Happy belated cinco de Mayo– day of celebrating Mexican pride and heritage and defeating French forces in some epic battle! Or as I like to call it, ‘the one day of the year that it’s acceptable to eat taco bell’.
I have never been to Mexico. All I ever hear about is the wonder of Cabo, the grossness of Cancun, and the ever famous quote ‘don’t drink the water’.
The closest experience I have with Mexico is chain restaurants and the Laura Esquivel novel, ‘Like Water for Chocolate’. I love this book for many reasons; interesting female characters (the men are quite secondary players), the use of magic surrealism, and the recipes in the beginning of every chapter and incorporated as essential elements to the plot of the story. The title has a dual meaning; in Mexico, hot chocolate is made by melting chocolate over a pot of boiling water (so there’s the cooking element). It also works as a metaphor for strong feelings, both sexual and anger, being ‘boiling mad’. The book is basically a love story told through food. Delicious. On both counts.
Knowing this gives me new insight to why people say don’t drink the water. Don’t drink it, boil it- and then drink hot chocolate instead. Maybe I will try doing that next year for cinco de mayo, especially since I don’t really know what dance-form they use to celebrate their heritage.
Apparently, the ‘Mexican hat dance’ is a real thing. I don’t know why, but I thought it was an invention of Walt Disney or something. Nope. This popular folk dance is actually the national dance of Mexico and a symbol of pride and honor for its people, even more than the burrito.
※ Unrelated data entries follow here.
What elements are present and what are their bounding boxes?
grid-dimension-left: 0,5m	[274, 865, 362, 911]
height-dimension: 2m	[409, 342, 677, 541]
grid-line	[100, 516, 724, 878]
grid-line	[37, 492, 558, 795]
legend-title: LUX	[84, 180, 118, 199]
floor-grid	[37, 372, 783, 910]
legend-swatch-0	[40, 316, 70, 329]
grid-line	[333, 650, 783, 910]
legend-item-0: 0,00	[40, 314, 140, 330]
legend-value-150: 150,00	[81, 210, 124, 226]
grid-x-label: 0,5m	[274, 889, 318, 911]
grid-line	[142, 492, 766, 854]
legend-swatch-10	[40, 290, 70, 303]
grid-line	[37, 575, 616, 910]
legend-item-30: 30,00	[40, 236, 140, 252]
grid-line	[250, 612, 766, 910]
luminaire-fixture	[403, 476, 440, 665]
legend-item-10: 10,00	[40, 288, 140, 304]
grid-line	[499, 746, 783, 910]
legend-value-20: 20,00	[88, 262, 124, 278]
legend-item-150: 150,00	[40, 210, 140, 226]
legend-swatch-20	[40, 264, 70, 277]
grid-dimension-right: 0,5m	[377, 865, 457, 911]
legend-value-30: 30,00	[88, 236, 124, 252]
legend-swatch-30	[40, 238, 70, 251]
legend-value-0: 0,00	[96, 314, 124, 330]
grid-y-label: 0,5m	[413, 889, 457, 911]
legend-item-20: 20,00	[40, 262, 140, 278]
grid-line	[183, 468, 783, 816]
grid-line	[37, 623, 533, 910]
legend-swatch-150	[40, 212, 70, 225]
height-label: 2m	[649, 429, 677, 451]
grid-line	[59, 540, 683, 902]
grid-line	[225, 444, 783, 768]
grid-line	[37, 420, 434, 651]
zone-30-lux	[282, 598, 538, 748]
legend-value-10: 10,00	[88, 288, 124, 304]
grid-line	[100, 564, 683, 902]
The Jarabe Tapatio as it’s called, is a dance of love and courtship. The hat comes into play when the man throws it to the ground and the woman stoops to pick it up- and the dance ends when they feign a kiss behind the hat- or really go for it, depending on how ‘into their characters’ they are.
The dance became even more popular when famous Russian Ballerina, Anna Pavlova, created a version done in pointe shoes. (This little sketch is from a portrait of her seen in the Kirov School Museum in St. Petersburg, again from my journal kept while I was studying in Russia). Apparently, she was showered with hats at the curtain call by her adoring
Mexican audiences. Personally, I think I’d prefer roses, but I obviously don’t look so great in a sombrero.
In 1924 the secretary of Education decided that the dance should be taught in the public school system as a form of Mexican identity, designed to supersede any local dance traditions and bind together the ethnically diverse population. That is something that I love so much about many art forms, whether it be dance, music, literature, or culinary arts; it has the power to help define a culture and manage to equalize it and bring it together.
The arts are often the catalyst for empowerment, self-expression, education, and unity. Like water for chocolate, dance can turn the whole world into one big melting pot. Even if I’ve never been to Mexico, I think I can celebrate that.